“Combining maternity and a career is at the heart of women’s preoccupations in our society.”

How did you become a photographer? Would you define yourself as a one?

My experience of the world is closely linked to perspective, to gaze, to ways of seeing. The way we see establishes to some extent our place in the surrounding world. I often use images as metaphors, and my work is born of this confrontation with reality. I also work a lot with video, often using video stills that let time pass: the result is very photographic. Exhibiting is a fundamental experience: it is important for me to confront images, to confront their content as well as the object itself. My videos are often constructed as installations in their own right. I see exhibiting as a total experience: I prefer an exhibition space to a book, and this distances me from a certain type of photographic work in which publishing is the favoured space.

What drives you as a photographer?

My work comes into being in a quite organic way. Questions arising within my personal circle or from my experience direct my gaze towards the world and society.  My work lies in the back and forth between these questions. I always find it difficult to adopt a firm position in subjects of debate, and my work arises from this doubt. In this sense, video is very important, as it can – via movement – express an idea and its opposite. Creation allows me to apprehend the world and alterity by developing complex thinking, refusing the type of simplification that leads to radical or extreme viewpoints.  I prefer nuance.

Do you think there is such a thing as a ‘woman’s gaze’ in photography? Is this something you can relate to?

I accept that a woman’s perspective – whether a photographer or not – of life, of its priorities and commitments, can be different from that of a man. The relation created between the private and the public spheres is in this sense fundamental. Here, it is possible to acknowledge a more feminine perspective, but this is obviously a generalistion which leaves a space for all kinds of exception. To recognize such a gaze is to reduce individual gazes to a gender category, which makes no sense. But I would rather see the words – female and male – as two opposites, creating a space between them that is not empty, but made of subtleties. It would be a guessing game to imagine the gender behind a work.

Has being a woman influenced your work as an artist in any way? 

First and foremost, my status as a woman did not give rise to any particular issues. It’s rather as a woman artist and mother that certain questions later emerged, such as what kind of commitment these two roles implied. However, ultimately, I’m not sure that the world of art is any different from any other areas of life. Combining maternity and a career is at the heart of women’s preoccupations in our society. How do we reconcile the two and not neglect one for the other? Do we have to choose? The need to make a choice is the real difference between the experience of women and men. On the other hand, maternity has given me experiences that have enriched my artistic work.

Do you live off your art?

There have been periods when indeed I was able to live exclusively from my art and my art was my only activity. But photography has given me a greater flexibility and freedom to alternate my work with orders. I also teach, which I find to be a complementary and enriching activity.

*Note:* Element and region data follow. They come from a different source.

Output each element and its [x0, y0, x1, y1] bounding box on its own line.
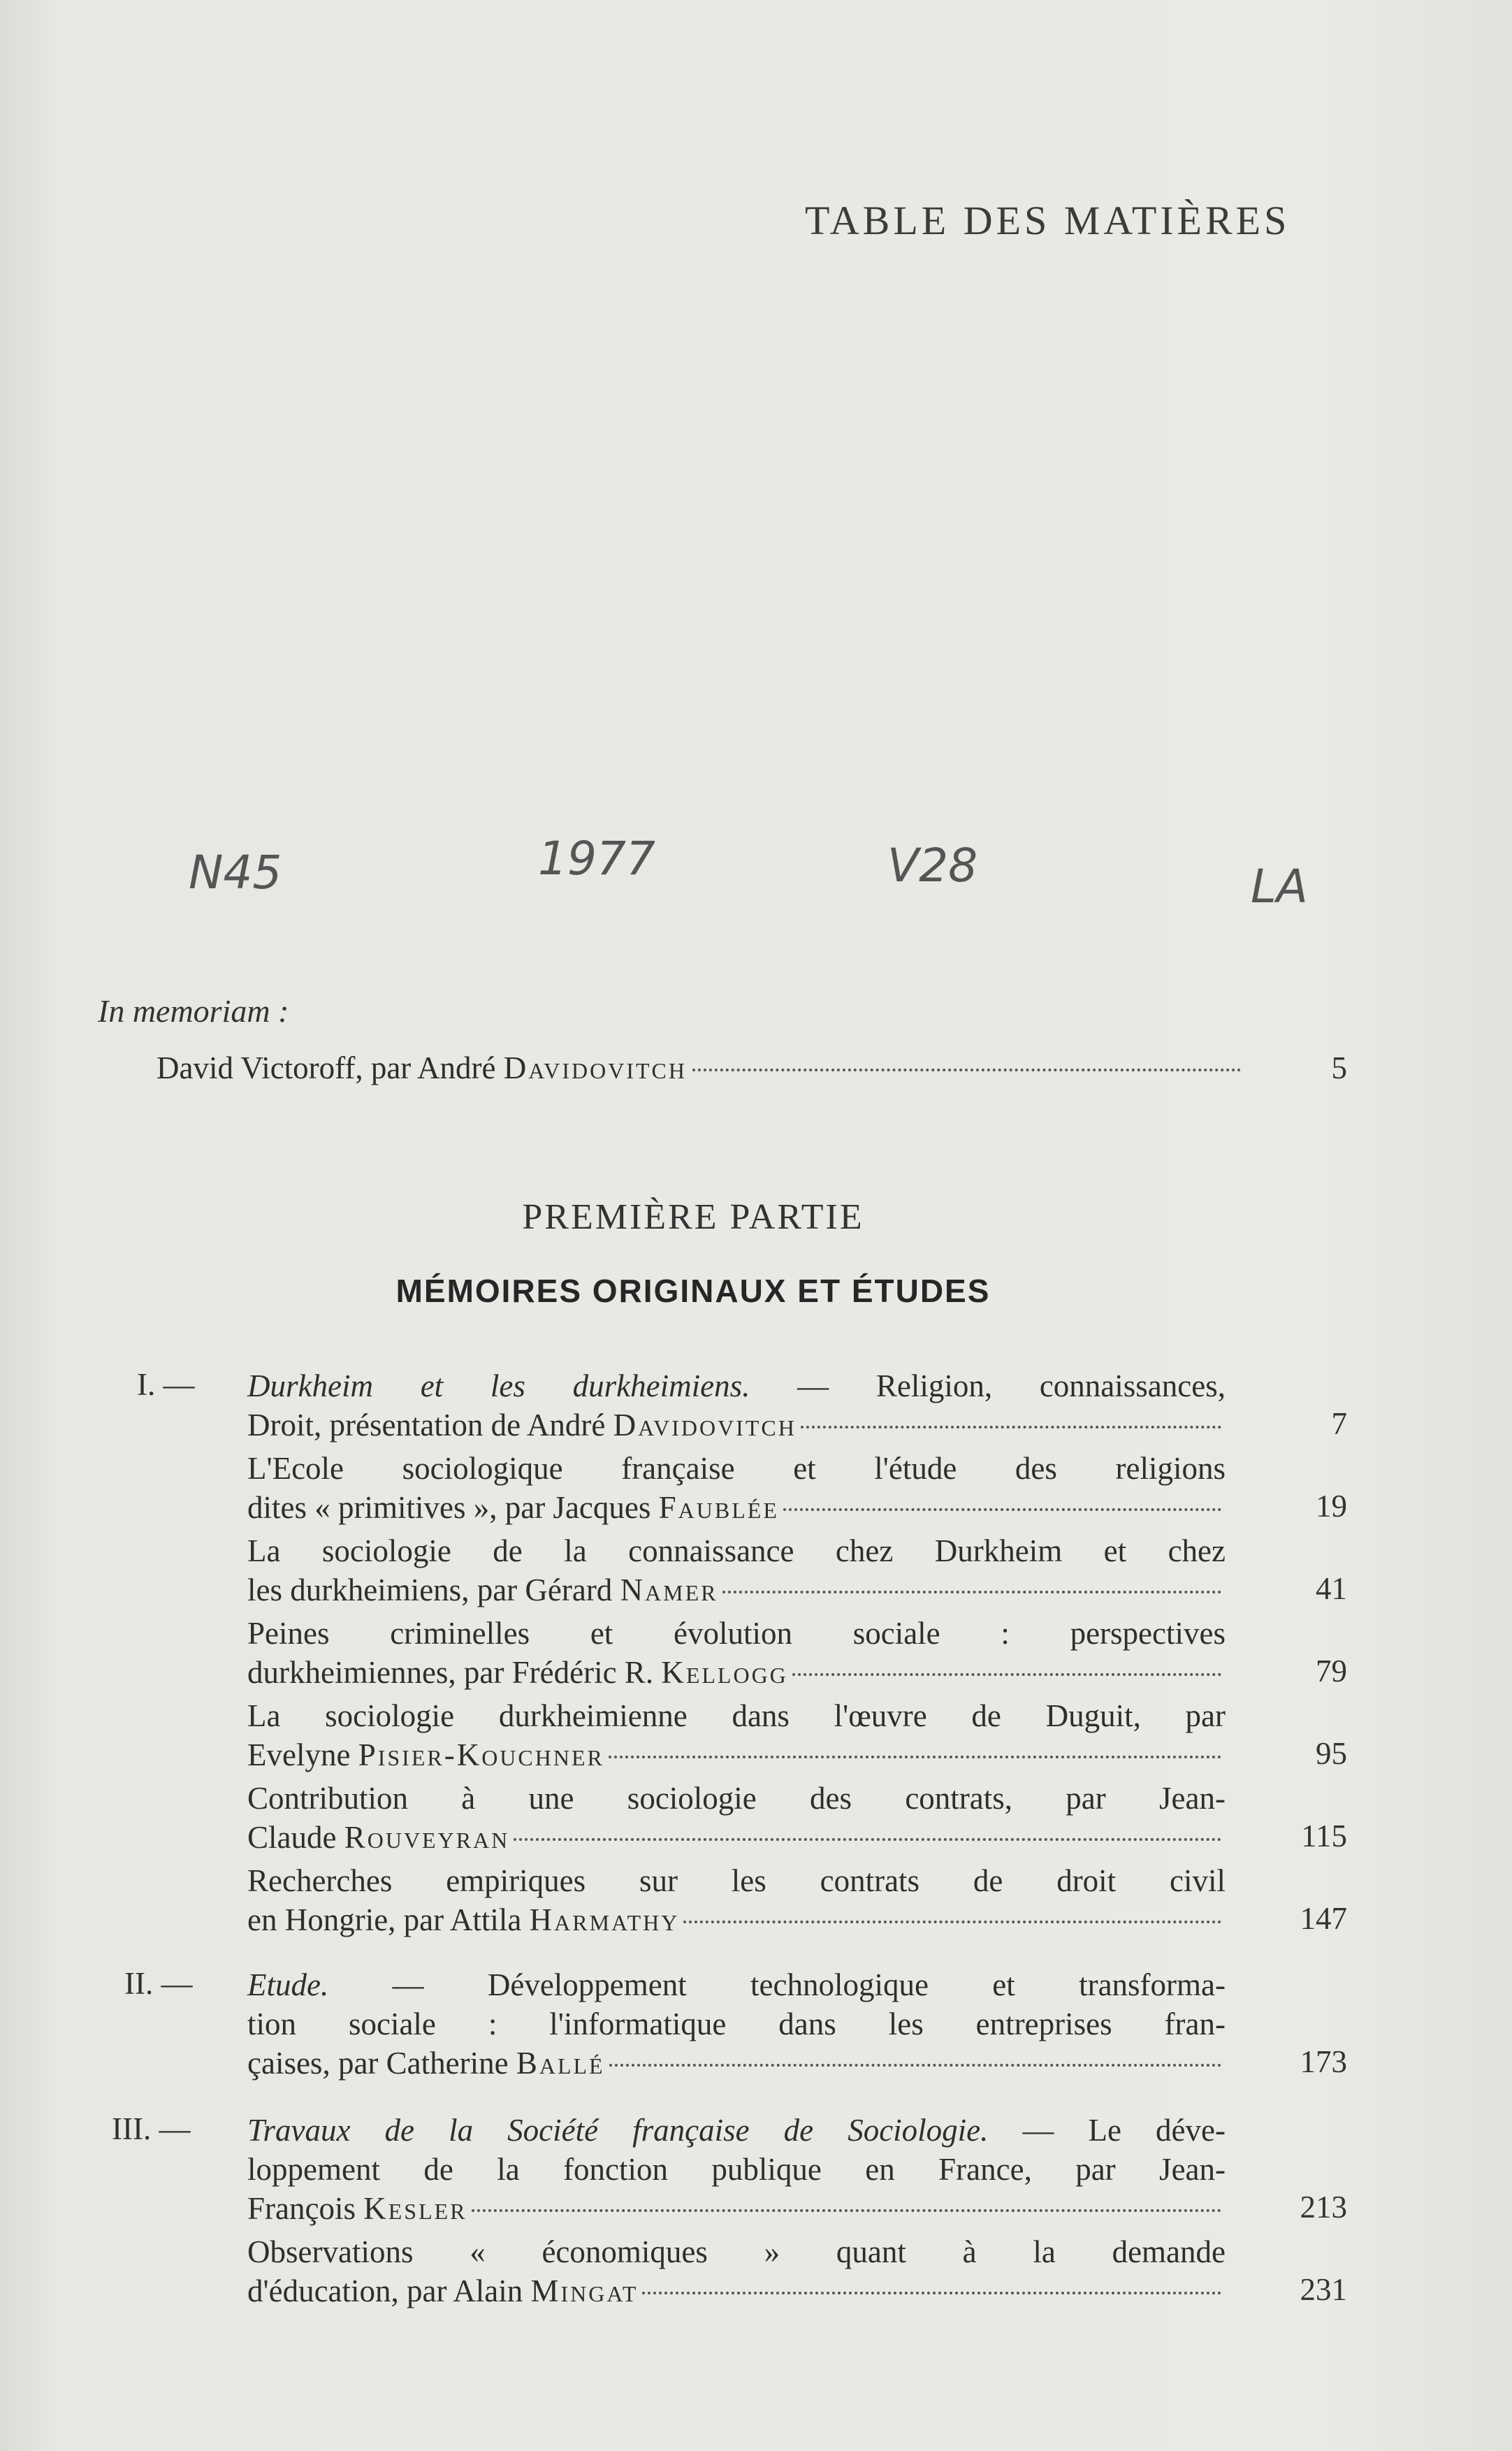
section-numeral: I. —: [137, 1367, 195, 1402]
entry-line: loppement de la fonction publique en France, par Jean-: [247, 2152, 1226, 2187]
part-subtitle: MÉMOIRES ORIGINAUX ET ÉTUDES: [395, 1273, 991, 1309]
entry-line: Contribution à une sociologie des contrats, par Jean-: [247, 1781, 1226, 1816]
page-number: 7: [1331, 1406, 1347, 1441]
dot-leader: [792, 1673, 1221, 1676]
page-number: 147: [1300, 1901, 1347, 1936]
entry-line: Peines criminelles et évolution sociale : perspectives: [247, 1616, 1226, 1651]
entry-text: David Victoroff, par André Davidovitch: [157, 1050, 687, 1085]
page-number: 95: [1316, 1736, 1347, 1771]
entry-line: en Hongrie, par Attila Harmathy: [247, 1900, 1226, 1939]
dot-leader: [514, 1838, 1221, 1841]
dot-leader: [783, 1508, 1221, 1511]
dot-leader: [683, 1921, 1221, 1923]
entry-line: Droit, présentation de André Davidovitch: [247, 1405, 1226, 1445]
section-numeral: II. —: [124, 1966, 193, 2001]
entry-line: les durkheimiens, par Gérard Namer: [247, 1570, 1226, 1610]
page-number: 5: [1331, 1050, 1347, 1085]
memoriam-heading: In memoriam :: [98, 993, 289, 1029]
page-number: 231: [1300, 2272, 1347, 2307]
dot-leader: [692, 1069, 1241, 1071]
entry-line: Claude Rouveyran: [247, 1818, 1226, 1857]
handwritten-mark: 1977: [538, 832, 655, 885]
entry-line: durkheimiennes, par Frédéric R. Kellogg: [247, 1653, 1226, 1692]
toc-entry: [247, 2111, 1226, 2228]
entry-line: d'éducation, par Alain Mingat: [247, 2271, 1226, 2311]
entry-line: L'Ecole sociologique française et l'étude des religions: [247, 1451, 1226, 1486]
entry-line: Evelyne Pisier-Kouchner: [247, 1735, 1226, 1774]
toc-entry: [247, 1614, 1226, 1692]
entry-line: çaises, par Catherine Ballé: [247, 2044, 1226, 2083]
dot-leader: [609, 1756, 1221, 1758]
toc-entry: [247, 1531, 1226, 1610]
entry-line: La sociologie de la connaissance chez Durkheim et chez: [247, 1533, 1226, 1568]
page-title: TABLE DES MATIÈRES: [805, 198, 1291, 243]
memoriam-entry: [157, 1050, 1246, 1092]
dot-leader: [609, 2064, 1221, 2067]
toc-entry: [247, 1449, 1226, 1527]
entry-line: Recherches empiriques sur les contrats de droit civil: [247, 1863, 1226, 1898]
dot-leader: [472, 2209, 1221, 2212]
page-number: 19: [1316, 1489, 1347, 1524]
entry-line: Observations « économiques » quant à la demande: [247, 2234, 1226, 2269]
entry-line: Durkheim et les durkheimiens. — Religion, connaissances,: [247, 1368, 1226, 1403]
entry-line: dites « primitives », par Jacques Faublée: [247, 1488, 1226, 1527]
toc-entry: [247, 1696, 1226, 1774]
page-number: 41: [1316, 1571, 1347, 1606]
entry-line: La sociologie durkheimienne dans l'œuvre de Duguit, par: [247, 1698, 1226, 1733]
handwritten-mark: LA: [1251, 860, 1308, 913]
toc-entry: [247, 1861, 1226, 1939]
handwritten-mark: V28: [887, 839, 978, 892]
entry-line: Travaux de la Société française de Sociologie. — Le déve-: [247, 2113, 1226, 2148]
toc-entry: [247, 2232, 1226, 2311]
dot-leader: [642, 2292, 1221, 2294]
dot-leader: [801, 1426, 1221, 1429]
toc-entry: [247, 1366, 1226, 1445]
handwritten-mark: N45: [189, 846, 282, 899]
page-number: 115: [1301, 1819, 1347, 1853]
part-title: PREMIÈRE PARTIE: [522, 1197, 864, 1237]
page-number: 213: [1300, 2190, 1347, 2225]
dot-leader: [722, 1591, 1221, 1593]
entry-line: Etude. — Développement technologique et transforma-: [247, 1967, 1226, 2002]
section-numeral: III. —: [112, 2111, 191, 2146]
page-number: 173: [1300, 2044, 1347, 2079]
toc-entry: [247, 1965, 1226, 2083]
page-number: 79: [1316, 1654, 1347, 1689]
entry-line: François Kesler: [247, 2189, 1226, 2228]
toc-entry: [247, 1779, 1226, 1857]
entry-line: tion sociale : l'informatique dans les entreprises fran-: [247, 2007, 1226, 2041]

Which authors have inspired you? Are there any women photographers among them?

At first, I was mainly inspired by painters: Edward Hopper, then Gerhard Richter among others. My aunt, Anna Miquel, who is a painter and producer of animated films, also greatly influenced me at the start of my work. I later discovered the videos of Shirin Neshat and the sculptures and installations of Mona Hatoum: their creative style develops an ambivalence of meaning that renders their works very powerful. They question, they denounce, but their style is extremely poetic. And their engagement is all the more forceful. Their works became very important for me later on.

Anna Malagrida


Born in Barcelona in 1970, Anna Malagrida lives and works in Paris. After studying journalism in Barcelona and graduating from the Ecole Nationale Supérieure de Photographie d’Arles, she has developed a photographic and video work of great coherence. Her gaze is often set on in-between spaces, limits and borders. The artist tackles societal subjects and questions our perception. Laureate of the Projet des Rencontres Internationales de la Photographie in 2005, she was awarded a grant from the Fundación Arte y Derecho in 2006, and was the winner of the Carte Blanche PMU / Centre Pompidou in 2016. Exhibited in France and internationally (Spain, France, South Africa, Germany, Denmark…), her work has been included in numerous public and private collections (Centre Pompidou, Wolfsburg KunstMuseum, MAGASIN 3, Stockholm Konsthall, National Fund for Plastic Arts, MACBA in Barcelona, the MAPFRE Foundation, …).